La règle est limpide : si vous avez souscrit une GLI (ou bénéficiez d'une autre garantie des obligations locatives, comme Visale), vous ne pouvez pas exiger en plus une caution personne physique — à peine de nullité de la caution. Concrètement, le jour de l'impayé, la caution que vous pensiez tenir en réserve est juridiquement inexistante : vous ne pourrez rien lui réclamer. La seule exception légale concerne les logements loués à un étudiant ou un apprenti, pour lesquels le cumul GLI + caution reste permis.
Pour un immeuble entier, cette règle impose un choix de stratégie lot par lot : GLI sur les locataires salariés éligibles, caution (personne physique ou Visale) sur les profils hors critères GLI, cumul possible sur les seuls lots étudiants. À la souscription d'une GLI sur un parc existant, les baux comportant déjà une caution doivent être identifiés : selon les cas, la caution devient inopérante pour l'avenir sur les lots couverts. C'est un point de structuration juridique que nous verrouillons systématiquement lors de la mise en place d'un contrat multi-lots.
GLI, Visale ou caution solidaire : quelle protection pour un immeuble entier ?
Trois dispositifs protègent contre l'impayé, mais ils ne jouent pas dans la même catégorie : périmètre de locataires éligibles, niveau de couverture et coût diffèrent sensiblement.

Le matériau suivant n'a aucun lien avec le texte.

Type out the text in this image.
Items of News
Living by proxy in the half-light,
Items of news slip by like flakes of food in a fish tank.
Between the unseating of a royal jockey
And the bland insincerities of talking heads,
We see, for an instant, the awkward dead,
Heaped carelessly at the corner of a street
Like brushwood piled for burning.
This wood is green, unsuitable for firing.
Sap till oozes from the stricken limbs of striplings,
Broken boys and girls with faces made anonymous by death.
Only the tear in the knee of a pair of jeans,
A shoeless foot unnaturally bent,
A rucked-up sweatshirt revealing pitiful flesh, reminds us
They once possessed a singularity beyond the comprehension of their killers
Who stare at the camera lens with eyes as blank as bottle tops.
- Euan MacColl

| Critère | GLI | Visale (Action Logement) | Caution solidaire |
|---|---|---|---|
| Coût pour le bailleur | 2 à 4 % du loyer CC par an | Gratuit | Gratuit |
| Locataires éligibles | Critères assureur : taux d'effort ~33 %, situation pro stable | Principalement moins de 31 ans, salariés en mobilité ou précaires éligibles | Tout locataire disposant d'un garant solvable |
| Loyers couverts | Selon plafonds contractuels, souvent 70 000 à 90 000 € par sinistre | Jusqu'à 36 mensualités dans les plafonds du dispositif | Illimité en droit, limité en fait à la solvabilité du garant |
| Dégradations locatives | Souvent incluses ou en option | Couvertes dans la limite du dispositif | À réclamer au garant, au contentieux si besoin |
| Frais de procédure | Pris en charge par l'assureur, qui pilote le recouvrement | Recouvrement mené par Action Logement auprès du locataire | À votre charge : c'est vous qui poursuivez le garant |
| Gestion de l'impayé | Déléguée : vous déclarez, l'assureur indemnise et agit | Déclarative, indemnisation par Action Logement | Entièrement à votre charge (mise en demeure, assignation) |
| Cumul avec une caution | Interdit (art. 22-1), sauf étudiant/apprenti | Interdit dans la même logique | — |
Comparatif des trois protections contre l'impayé (repères de marché, à confirmer selon les contrats)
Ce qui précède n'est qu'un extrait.